学校法人・立命館が岐阜市立岐阜商業高(市岐阜商)の立命館への移管を提案している問題で、市教委は28日、同校で生徒に対し説明会を開き、市教委が廃止の方針に至った経緯や理由、現在の市議会の状況などを説明しました。生徒たちは真剣な表情で説明を聞き、質疑では「なぜ人気校を廃止しなければならないのか」、「廃止方針を撤回してほしい」といった意見を投げかけました。
安藤征治教育長は、「廃止の方針は打ち出したが、本当に市岐阜商を廃止するか、廃止した後どうなるかはまだ決まっていない。存廃の決定は市議会が行う」と説明しました。市教委が廃止方針を決めた理由については、「限られた教育予算を、市が設置者として責任をもつ義務教育に集中させなければならない」としました。
その後、質疑応答が行われました。生徒たちは相次いで「なぜもっと早く僕たちに対する説明の場を設けてくれなかったのか」、「立命館が受け皿にならなくても、市岐阜商は廃止する予定だったのか」と質問したまし。
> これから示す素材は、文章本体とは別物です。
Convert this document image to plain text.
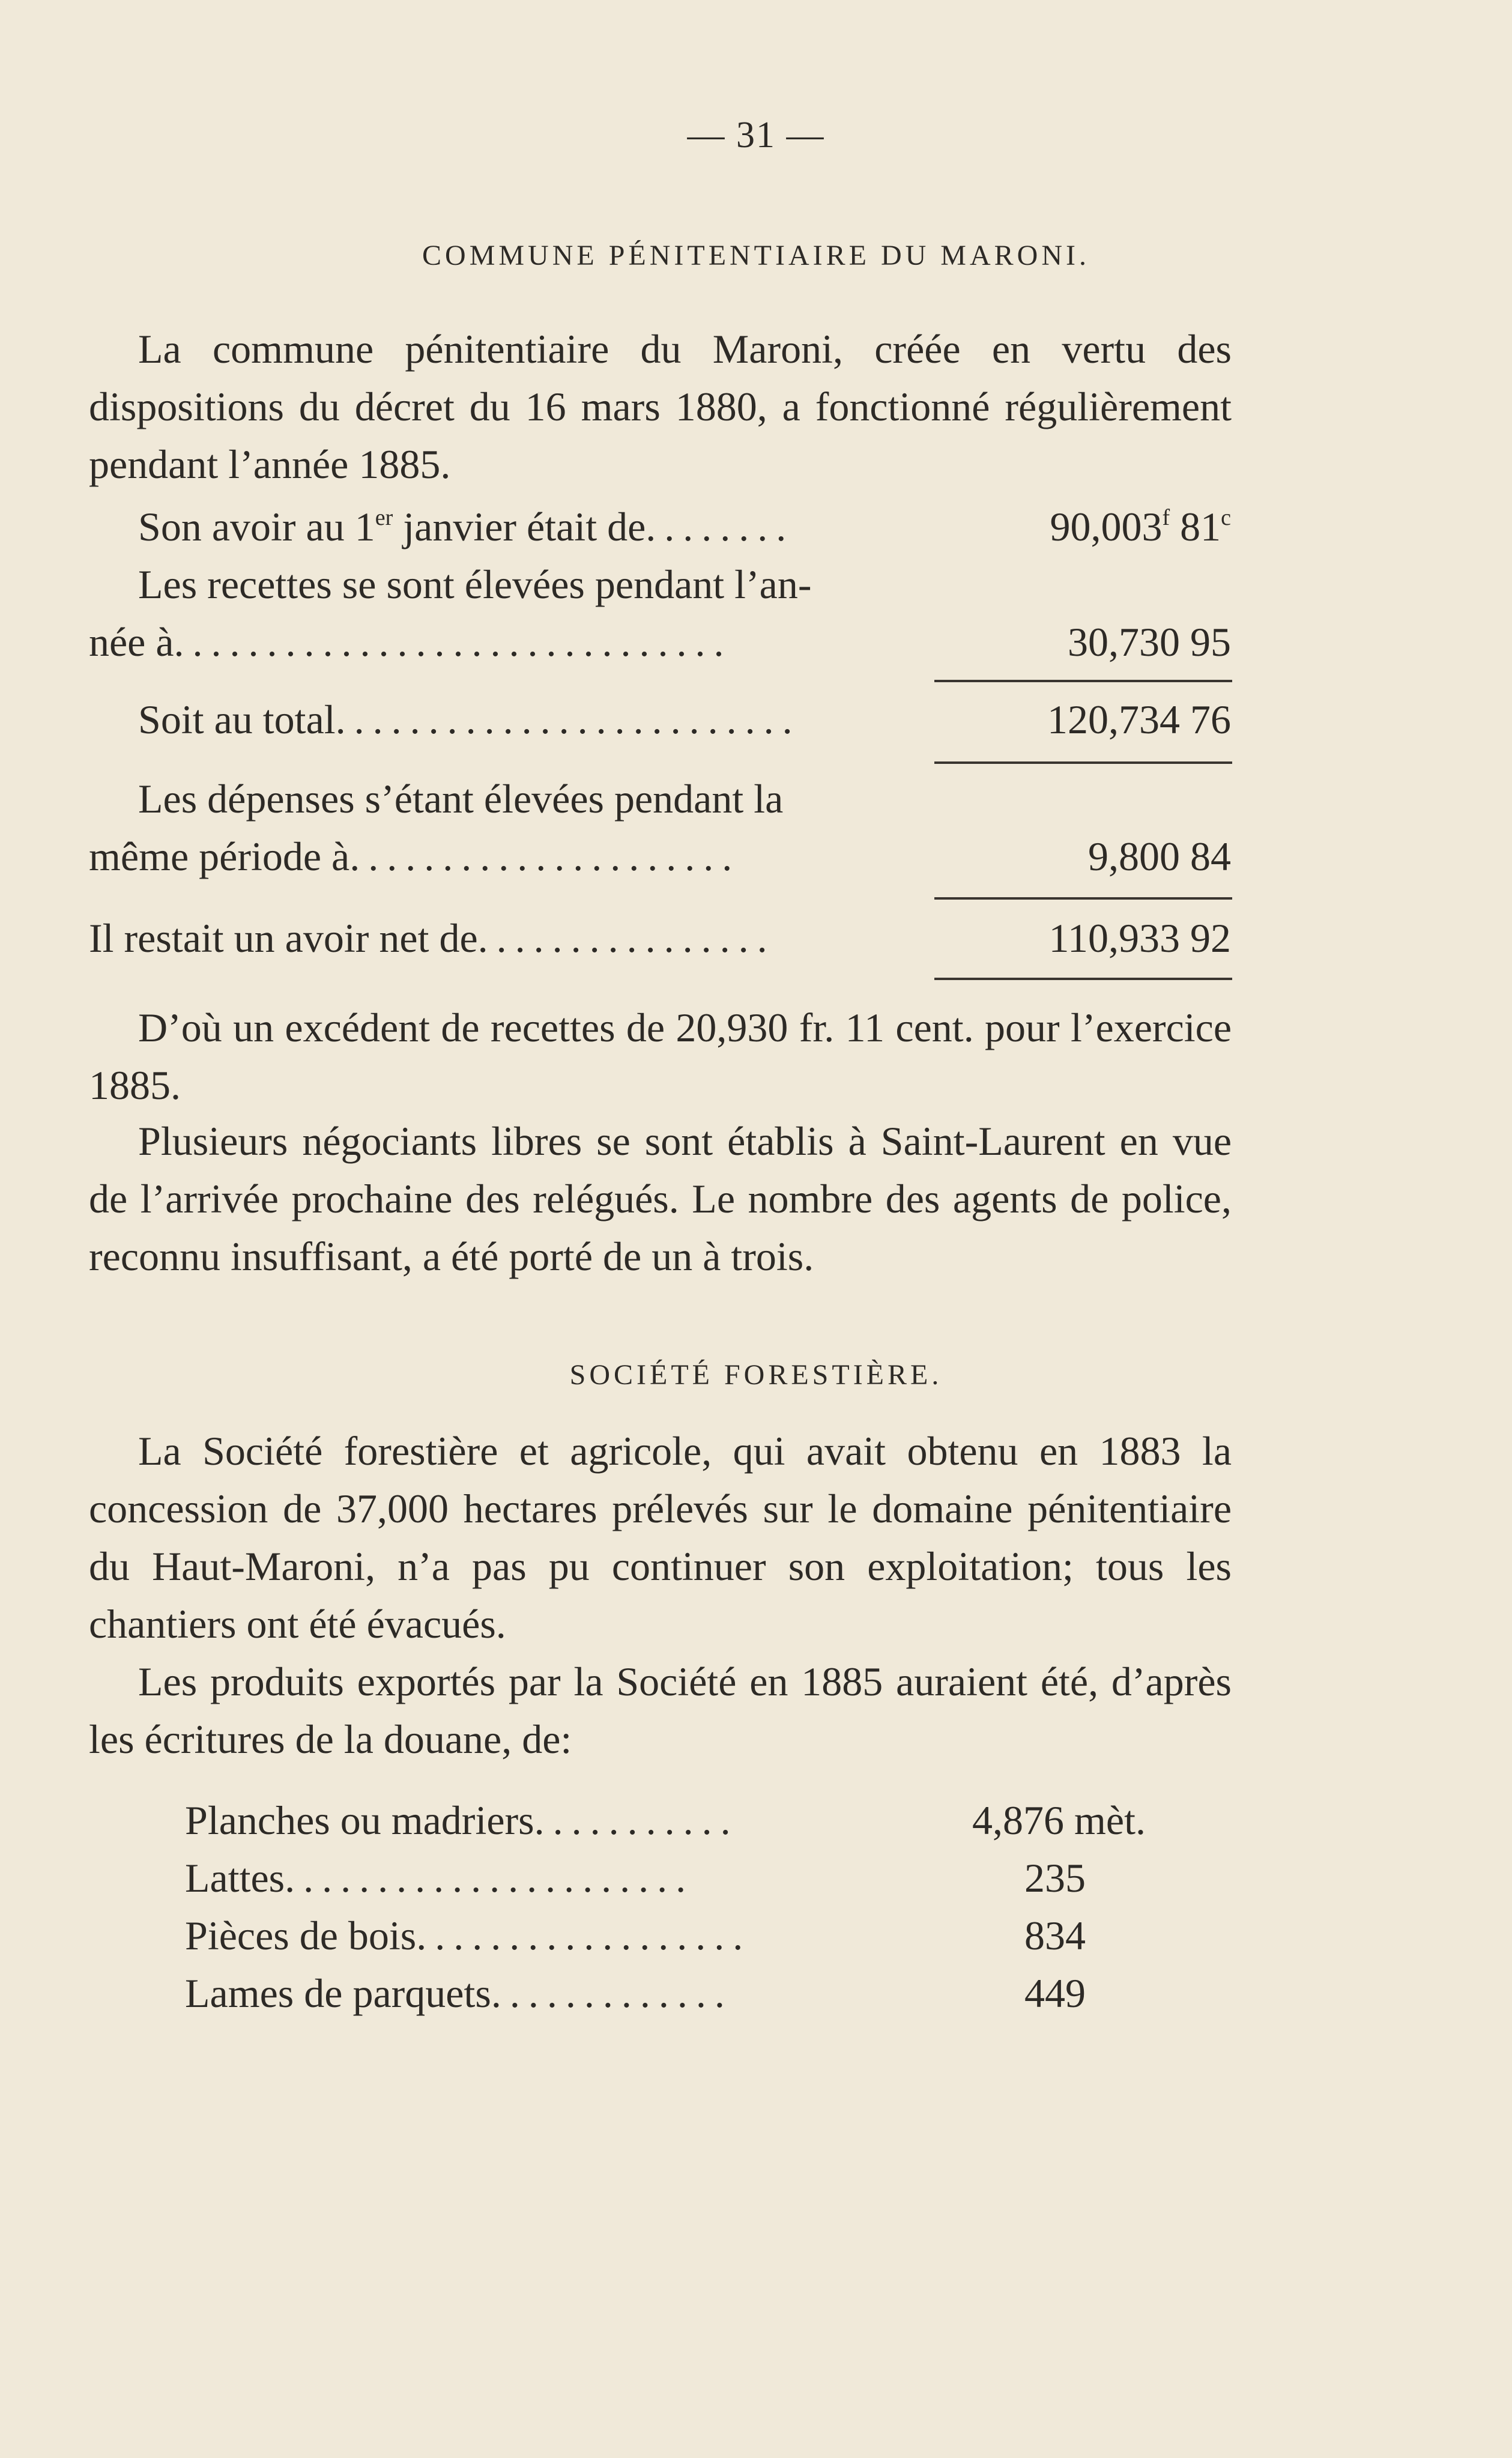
— 31 —
COMMUNE PÉNITENTIAIRE DU MARONI.

La commune pénitentiaire du Maroni, créée en vertu des dispositions du décret du 16 mars 1880, a fonctionné régulièrement pendant l’année 1885.

Son avoir au 1er janvier était de........	90,003$^f$ 81$^c$
Les recettes se sont élevées pendant l’an-
née à..............................	30,730 95
Soit au total.........................	120,734 76
Les dépenses s’étant élevées pendant la
même période à.....................	9,800 84
Il restait un avoir net de................	110,933 92

D’où un excédent de recettes de 20,930 fr. 11 cent. pour l’exercice 1885.

Plusieurs négociants libres se sont établis à Saint-Laurent en vue de l’arrivée prochaine des relégués. Le nombre des agents de police, reconnu insuffisant, a été porté de un à trois.

SOCIÉTÉ FORESTIÈRE.

La Société forestière et agricole, qui avait obtenu en 1883 la concession de 37,000 hectares prélevés sur le domaine pénitentiaire du Haut-Maroni, n’a pas pu continuer son exploitation; tous les chantiers ont été évacués.

Les produits exportés par la Société en 1885 auraient été, d’après les écritures de la douane, de:

Planches ou madriers...........	4,876 mèt.
Lattes......................	235
Pièces de bois..................	834
Lames de parquets.............	449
これに対し、安藤教育長は「生徒たちを混乱させたくなかった」「立命館に譲るために市岐阜商の廃止を決めたわけではない」と答えました。
また、生徒からは「廃止は決まっていないというが、廃止したらどうなるという話が多い。まだ納得できないので、もっと市民の意見を聞いてからもう一度説明してほしい」との要望も出ました。安藤教育長は「自分の学校を誇りに思うのは貴いことだが、この問題は、皆さんの気持ちだけでは解決されない」と話しました。